Yesterday’s post about the completion of my second novel The Family Trap had some interesting responses. Because I’ve only really been talking about it since I started posting To Do lists at the end of August, it seemed to some that I had written this novel super-fast. In fact, when I first posted that I was working on the outline I had almost half of the novel already written, along with many scenes and new characters sketched out, and only needed to iron out a few plot twists before continuing to write. That said, the last two months have represented a major push to get The Family Trap finished, ready for the editing and beta-reading stages coming up.

fast fingers
fast fingers (Photo credit: KatieKrueger)

But yesterday I had an interesting thought: If I had written The Family Trap in only six weeks, so what? Would that have made it no good? Would it have made me less of a writer? Would it imply I don’t take the writing and editing of a novel seriously enough?

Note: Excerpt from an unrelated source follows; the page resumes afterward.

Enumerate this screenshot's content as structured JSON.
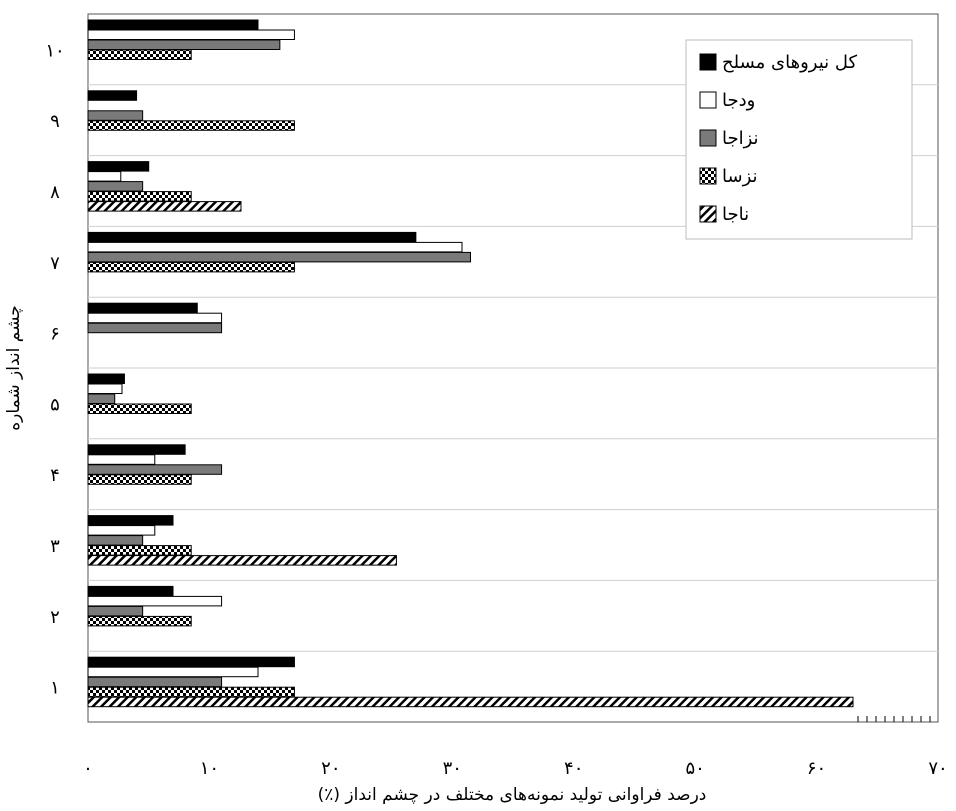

I don’t think so. And to any new writers about to start NaNoWriMo, I’d like to say this: Don’t be discouraged by a prevailing view that nothing of quality can be produced without months and months of excruciating graft, and then five or six edits on top. Every writer is different, and writers may have different processes for different books. Many renowned authors have produced amazing novels that were perfect at first draft stage, others have worked for a decade on one book alone. There is no right or wrong way to go about it, only what works for you and your readers, and the main focus should be on quality, on clarity, on how best to present the story to the reader and give them a satisfying experience.

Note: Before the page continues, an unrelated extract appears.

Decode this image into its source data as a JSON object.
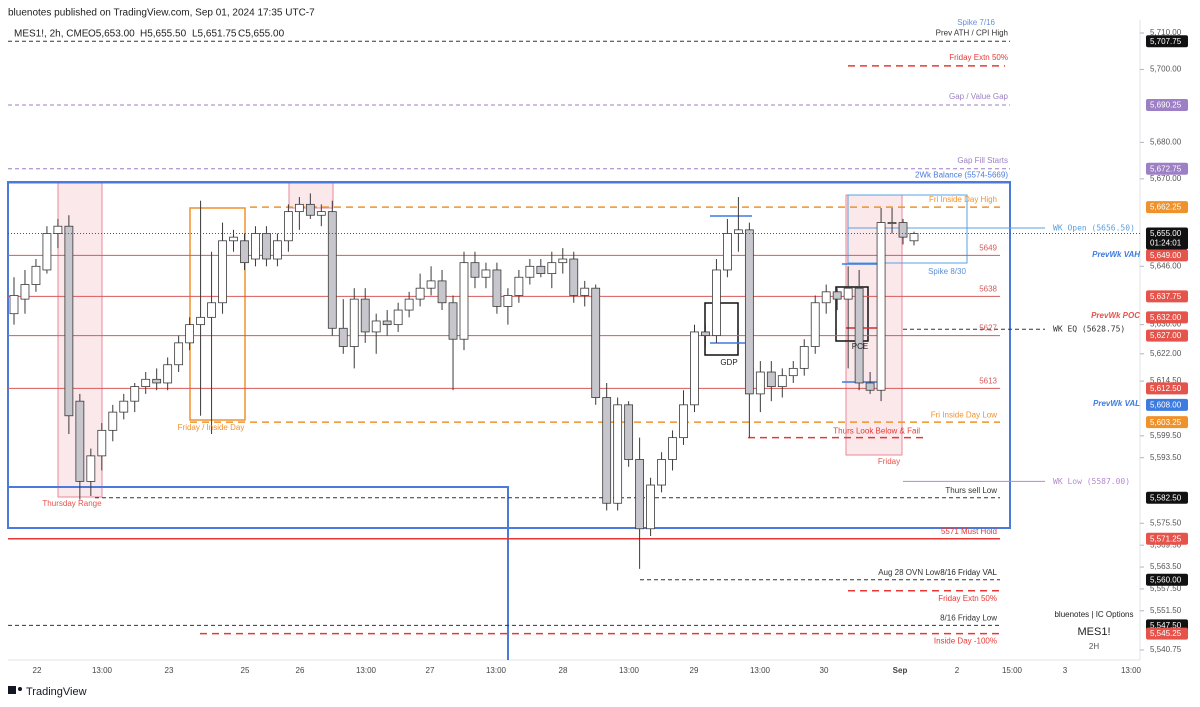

But that’s just my opinion, and you shouldn’t take any notice of me either. A while back I wrote a blog post about being a writer or a producer of books, where I  questioned whether an author who produced 6+ books a year could be turning out quality reads. You know what? It doesn’t matter! Writers should follow their own instincts, and listen to their own inner voices. Sometimes, with blogs and Twitter and forums and Facebook, there are just too many voices telling us what to do, and most people have a vested interested in seeing others do things their way because it makes them feel better about themselves. So if you want to write your novel in a NaNo month, you go for it. And if you want to take a year over it, that’s fine too. In the words of Mark Coker ‘Honour your readers.’ (Actually, he says honor, because he’s American) 😉 As long as you’re doing that, you’ll be fine.